Overview

The theory of interactive proofs has been one of the most successful developments in complexity theory since the 80s. The study of how algorithms interact and the complexity classification of what can be computed this way led to beautiful and foundational results in complexity theory, such as the celebrated IP=PSPACE results which shed light on the surprising power of interaction and randomness in proof systems, but also represented the first major example of an equivalence between complexity classes that escaped the relativization barrier, a barrier at which complexity theorists had been stuck for long.

In the 90s, the study of interactive proofs led to the development of zero-knowledge proofs, a concept that transformed cryptography and paved the way to numerous modern applications, including but not restricted to digital signatures, secure computation, anonymous credentials, and other authentication mechanisms, CCA security, and many more. More recently, the study of succinct interactive proofs and arguments has seen an impressive development due to its applications to cryptocurrencies and anonymous transaction systems, and succinct proof systems are routinely implemented and deployed in the real world.

Get a strong background on the mathematical and complexity-theoretic foundations of interactive proofs through some of its major achievements (IP=PSPACE, zero-knowledge proofs for all statements in NP). Explore how these foundational results introduced techniques and methods that enabled the development of modern succinct argument systems (arithmetization, interactive generalizations of PCP-style proof systems). Learn some of the latest developments in the area.

Basic notions of computability theory and complexity theory, basic notions of probability. First-year master's level in standard algebra, algorithms, and cryptology.

2-hour class sessions (with slides or blackboard lessons), followed by 1h of tutorial. Tutorials will typically consist of answering questions and providing corrections for exercises given at the end of the 2-hour class session.

Two of the tutorials will be replaced by a 1h correction of the midterm homework (given to the students after the first half of the course) and by a 1h collaborative focus on some research articles addressing specific points left aside by the course (articles distributed to groups of students in advance).

• Geoffroy Couteau, CNRS Research Scientist at Université Paris Cité, IRIF

The first course is on Wednesday, December 10, 12:45 to 15:45. The course is taught weekly (Wednesdays 12:45 to 15:45) until February 25th, 2026, except during the weeks of December 22nd to January 2nd (Winter holidays). The outline below might change slightly. Each item corresponds to one week (2h of courses + 1h of tutorial).

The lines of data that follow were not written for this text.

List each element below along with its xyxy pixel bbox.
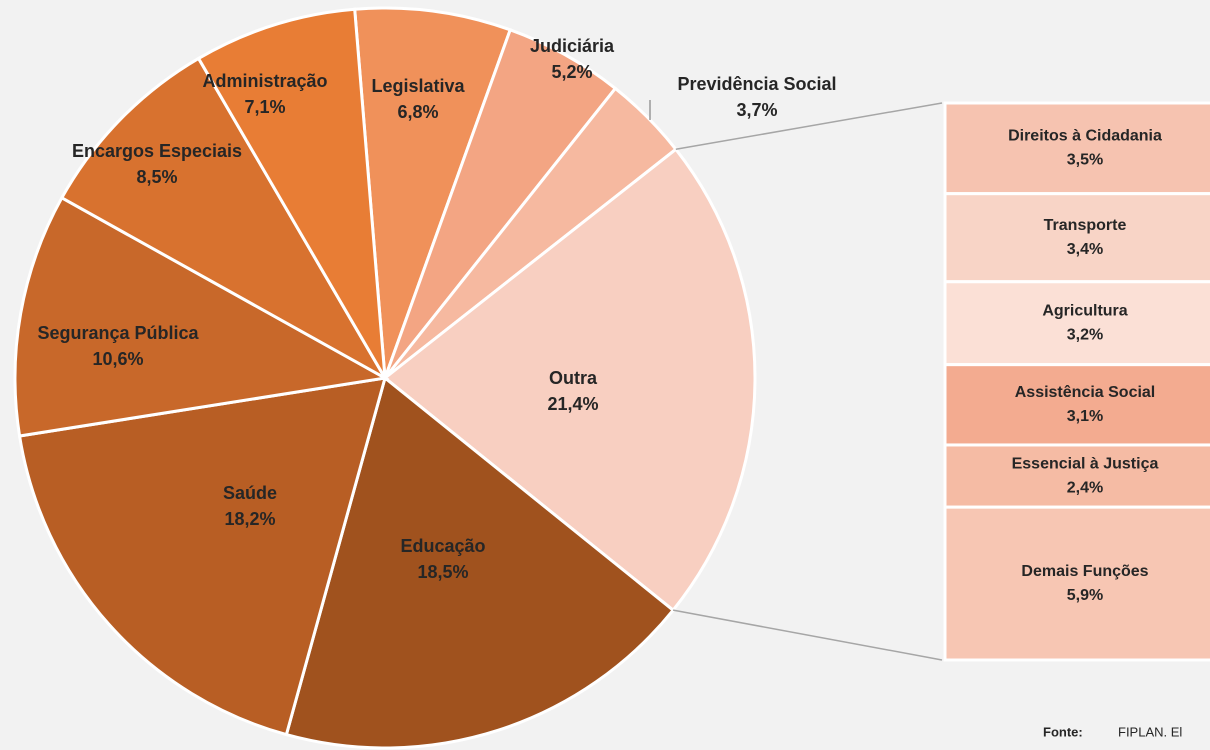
breakdown-segment bbox=[943, 192, 1210, 284]
slice-name: Outra bbox=[549, 368, 598, 388]
segment-name: Agricultura bbox=[1042, 302, 1127, 319]
segment-value: 5,9% bbox=[1067, 587, 1103, 604]
slice-name: Administração bbox=[202, 71, 327, 91]
pie-slice bbox=[17, 376, 388, 737]
breakdown-segment bbox=[943, 363, 1210, 447]
slice-value: 7,1% bbox=[244, 97, 285, 117]
segment-value: 2,4% bbox=[1067, 479, 1103, 496]
segment-name: Essencial à Justiça bbox=[1012, 455, 1159, 472]
slice-name: Segurança Pública bbox=[37, 323, 199, 343]
segment-name: Demais Funções bbox=[1021, 563, 1148, 580]
segment-name: Assistência Social bbox=[1015, 384, 1156, 401]
connector-line bbox=[672, 609, 943, 661]
slice-name: Encargos Especiais bbox=[72, 141, 242, 161]
slice-value: 8,5% bbox=[136, 167, 177, 187]
slice-value: 3,7% bbox=[736, 100, 777, 120]
connector-line bbox=[675, 102, 943, 151]
slice-name: Educação bbox=[400, 536, 485, 556]
pie-slice bbox=[59, 56, 390, 382]
source-label: Fonte: bbox=[1043, 724, 1083, 739]
pie: Legislativa 6,8% Judiciária 5,2% Previdência… bbox=[13, 6, 837, 750]
segment-value: 3,2% bbox=[1067, 326, 1103, 343]
segment-value: 3,1% bbox=[1067, 408, 1103, 425]
slice-name: Legislativa bbox=[371, 76, 465, 96]
breakdown-segment bbox=[943, 101, 1210, 196]
pie-slice bbox=[382, 147, 757, 613]
segment-value: 3,4% bbox=[1067, 241, 1103, 258]
breakdown-segment bbox=[943, 505, 1210, 662]
pie-slice bbox=[284, 375, 676, 750]
pie-slice bbox=[196, 7, 387, 379]
segment-name: Transporte bbox=[1044, 217, 1127, 234]
breakdown-bar: Direitos à Cidadania 3,5% Transporte 3,4% Ag… bbox=[672, 101, 1210, 662]
slice-value: 21,4% bbox=[547, 394, 598, 414]
segment-name: Direitos à Cidadania bbox=[1008, 128, 1162, 145]
breakdown-segment bbox=[943, 443, 1210, 509]
slice-value: 6,8% bbox=[397, 102, 438, 122]
slice-value: 5,2% bbox=[551, 62, 592, 82]
slice-name: Saúde bbox=[223, 483, 277, 503]
breakdown-segment bbox=[943, 280, 1210, 367]
slice-value: 18,2% bbox=[224, 509, 275, 529]
slice-value: 18,5% bbox=[417, 562, 468, 582]
source-text: FIPLAN. El bbox=[1118, 724, 1182, 739]
pie-slice bbox=[13, 195, 390, 438]
slice-name: Judiciária bbox=[530, 36, 615, 56]
slice-name: Previdência Social bbox=[677, 74, 836, 94]
segment-value: 3,5% bbox=[1067, 152, 1103, 169]
slice-value: 10,6% bbox=[92, 349, 143, 369]
pie-slice bbox=[353, 6, 513, 379]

1. Brief reminders on basic notions of complexity theory: Turing Machines, P, BPP, and NP, PSPACE examples (polynomial identity testing, 3 coloring). Definition of the classes IP, AM, coAM. Examples on each, examples to show IP contains non-trivial complexity classes (GNI - graph non-isomorphism).
2. Structural results about IP: deterministic-IP = NP, non-interactive-IP = MA (widely conjectured equal to NP). GNI is in AM (suggests AM not in NP). AM[constant] = AM[2]. CoNP ⊆ IP. Arithmetization: The arithmetization of a problem and the sumcheck protocol. Proofs of correctness and soundness for the sumcheck protocol.
3. Proof that IP = PSPACE, the arithmetization of true quantified boolean formulas.
4. Zero-Knowledge: definition of honest-verifier zero-knowledge, examples: zero-knowledge for the graph isomorphism problem. Zero-knowledge for all of NP via 3-coloring, using encryption/commitments.
5. Proofs versus arguments, arguments of knowledge, the PCP theorem. CRHF, Merkle commitments, and the Kilian protocol for succinct arguments.
6. Schnorr signature and Schnorr proofs. The notion of special soundness. The Fiat-Shamir heuristic, and the Forking Lemma. Chaum-Pedersen proofs for proving discrete logarithm equality. Generalization to linear group morphisms (Maurer Proofs). Sigma Protocols.
7. Succinct arguments of knowledge: compressed Sigma Protocols, Bulletproofs, and SNARKs.
8. Interactive Oracle Proofs, Polynomial Interactive Oracle proofs, Polynomial commitments. Examples of commitment schemes, via compressed sigma protocols and Fast Reed-Solomon Interactive Proofs (FRI).

Session 1. Partial exam, in the form of homework, given at the end of the 4th course; duration: two weeks. The partial gives rise to feedback from the students after correction. Written exam in the classroom during the exam period at the end of the period. All written documents are authorized. Final grade = max(E, (P+E)/2), where E=exam grade, P=partial grade.

Session 2. At the request of the students concerned. With few exceptions, session 2 is only granted to students who have passed and failed session 1. The format depends on particular cases, and may take the form of a written or oral exam, or another form. Session note 2 replaces session note 1 where applicable.